Showing posts with label gardening. Show all posts
Showing posts with label gardening. Show all posts

Saturday, July 23, 2011

A wheelbarrow for NGP - a fundraising plea

Nature's Gift Permaculture is a centre (on the farm of Nature's Gift, Lilongwe, Malawi) that provides "training and education through demonstration with the goal of achieving community based food and nutrition security" (http://www.naturesgiftpermaculture.org/)

I have been working on the farm for the last 3 and a half weeks. Here is a bit of a background on the place:

The residential areas are converted horse stables made from fired mud bricks and thatch, wich keeps the place well ventlated.



Our water comes from a borewhole that is pumped up using solar power. The centre is based around the principles of permaculture. On their website, the centre states that "Permaculture systems are ecologically harmonious, efficient and productive."

In this way, the food that is grown here is grown with as little effort as needed to receive maximun results. A nutritionist that regularly works here calls this type of food farming "low-imput, high-yeild farming". If you look at the previous post the principles of permaculture are written there.

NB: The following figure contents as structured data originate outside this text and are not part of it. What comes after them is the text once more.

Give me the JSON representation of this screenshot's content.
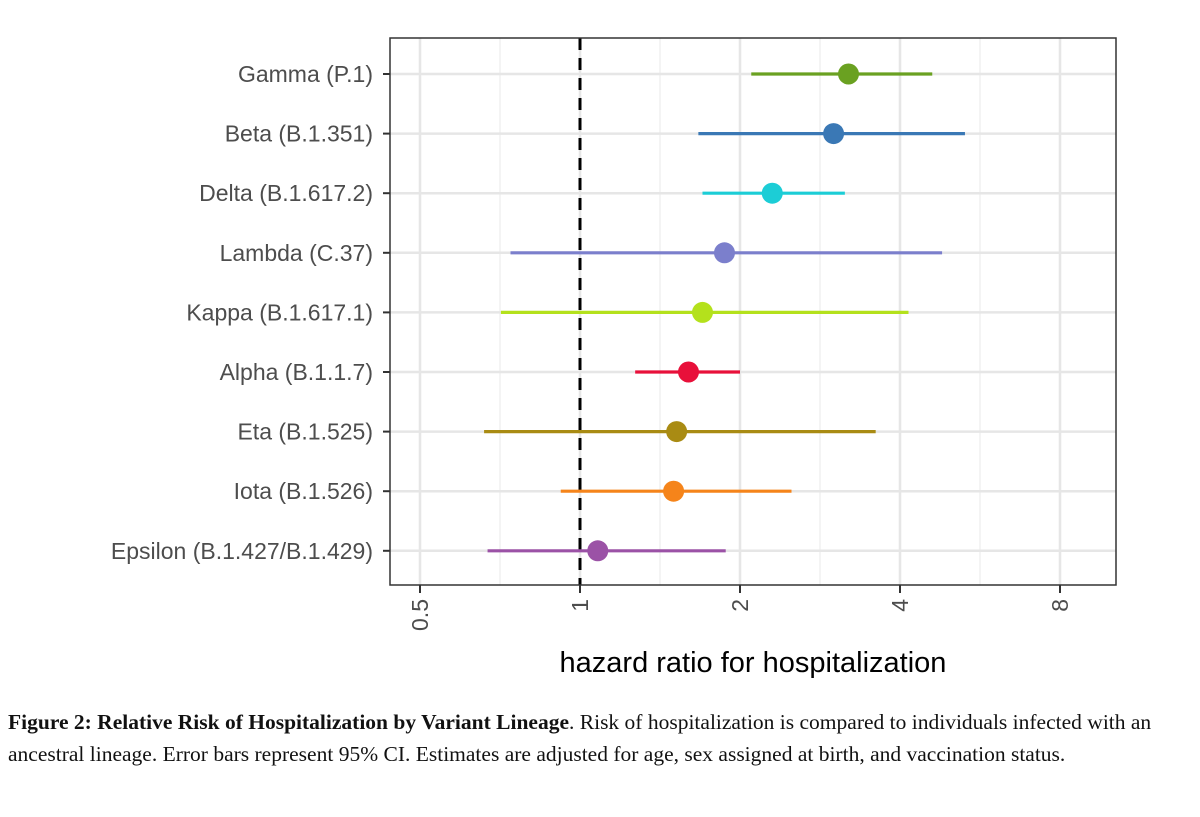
{
  "chart_data": {
    "type": "scatter",
    "subtype": "forest-plot",
    "title": "",
    "xlabel": "hazard ratio for hospitalization",
    "ylabel": "",
    "xscale": "log2",
    "xlim": [
      0.42,
      11
    ],
    "xticks": [
      0.5,
      1,
      2,
      4,
      8
    ],
    "xtick_labels": [
      "0.5",
      "1",
      "2",
      "4",
      "8"
    ],
    "reference_line": {
      "x": 1,
      "style": "dashed"
    },
    "grid": true,
    "legend": "none",
    "categories": [
      "Gamma (P.1)",
      "Beta (B.1.351)",
      "Delta (B.1.617.2)",
      "Lambda (C.37)",
      "Kappa (B.1.617.1)",
      "Alpha (B.1.1.7)",
      "Eta (B.1.525)",
      "Iota (B.1.526)",
      "Epsilon (B.1.427/B.1.429)"
    ],
    "series": [
      {
        "name": "Gamma (P.1)",
        "estimate": 3.2,
        "ci_low": 2.1,
        "ci_high": 4.6,
        "color": "#6aa121"
      },
      {
        "name": "Beta (B.1.351)",
        "estimate": 3.0,
        "ci_low": 1.67,
        "ci_high": 5.3,
        "color": "#3a78b5"
      },
      {
        "name": "Delta (B.1.617.2)",
        "estimate": 2.3,
        "ci_low": 1.7,
        "ci_high": 3.15,
        "color": "#1ccdd6"
      },
      {
        "name": "Lambda (C.37)",
        "estimate": 1.87,
        "ci_low": 0.74,
        "ci_high": 4.8,
        "color": "#7b7fcc"
      },
      {
        "name": "Kappa (B.1.617.1)",
        "estimate": 1.7,
        "ci_low": 0.71,
        "ci_high": 4.15,
        "color": "#b4e11c"
      },
      {
        "name": "Alpha (B.1.1.7)",
        "estimate": 1.6,
        "ci_low": 1.27,
        "ci_high": 2.0,
        "color": "#e8103a"
      },
      {
        "name": "Eta (B.1.525)",
        "estimate": 1.52,
        "ci_low": 0.66,
        "ci_high": 3.6,
        "color": "#a98b13"
      },
      {
        "name": "Iota (B.1.526)",
        "estimate": 1.5,
        "ci_low": 0.92,
        "ci_high": 2.5,
        "color": "#f5841a"
      },
      {
        "name": "Epsilon (B.1.427/B.1.429)",
        "estimate": 1.08,
        "ci_low": 0.67,
        "ci_high": 1.88,
        "color": "#9b52a6"
      }
    ]
  },
  "caption": {
    "bold": "Figure 2: Relative Risk of Hospitalization by Variant Lineage",
    "text": ". Risk of hospitalization is compared to individuals infected with an ancestral lineage. Error bars represent 95% CI. Estimates are adjusted for age, sex assigned at birth, and vaccination status."
  }
}
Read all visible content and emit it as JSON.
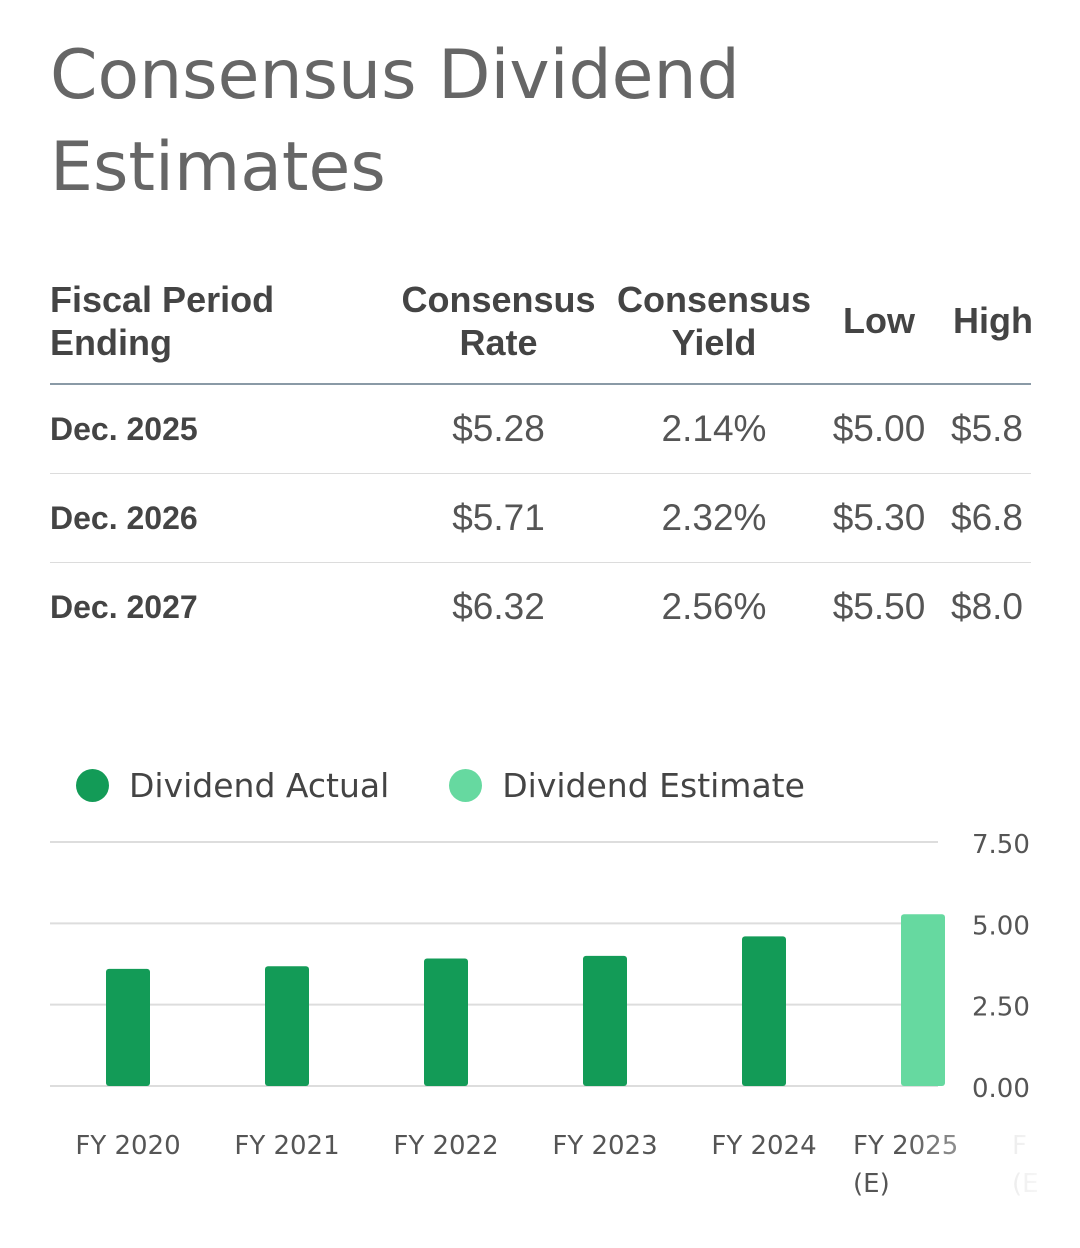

We have a (fantastic) composting toilet!






No smell, no flies, no sickness, just wonderfully healthy soil all around!

The biggest project that NGP is undertaking now is to grow jatropha (I think that is how you spell it). Jatropha is a fuel replacement. Growing the seeds and processing them accordinly will yeild good (maybe even better but definitely more sustainable) fuel. In malawi now there is a fuel shortage. This is mainly due to the fact that there is no forex in the country (hence the demonstations - a post on this to come). However, realistically, we have few years left of fuel and we need to start making a plan, fast. Ironically, eventhough we have no fuel here to to mismanagament of funds, in a way Malawi is also better off - the country is getting a headstart at preparing themselves for when there really is no more fuel. Out come the bicycle taxis and lift sharing etc etc etc.

Malawi is lucky to have a place like NGP. Infact, Eston Mgala, the big go-to man on anything to do with permaculture, and who is also the community outreach coordinator for the centre, says that his goal is to make Malawi a permaculture country. He says Malawi is small enough to not e daunted my the hugeness of the project. He is going to the International Permaculture Conference in Jordan later this year, and when he returns he is going to present, to the Malawian government, permaculture as the model for sustainable development (real sustainable development, says Eston) in the country.

The centre is only a years and a half old. Their funding is not expansive, and things are sometimes a bit tight. Also, the centre is not starting tree propogation and the commercial garden is being revemped in order to grow and sell a larger variety of vegetables and fruits. Becasue there is so much happening, the one and only wheelbarrow that the centre owns if often needed in more than one place. A new wheelbarrow costs 14 000 kwacha, which is about R650. Nothing really, but when everthing is expensive in Malawi and the centre has other more pressing needs for their money, they right now cannot afford to but another wheelbarrow.

And so I am asking all those who can spare R50, R100, even R30, to please get in contact with me and I will give you banking details (my banking details because I want to get all the money together and then suprise the centre with the full amount in one go - obviously acreditted to you all).

I really hope that you can all, in some way, help out with getting the centre a wheelbarrow.



Kelvin (and I) say Zikomo kwambiri - thank you very much!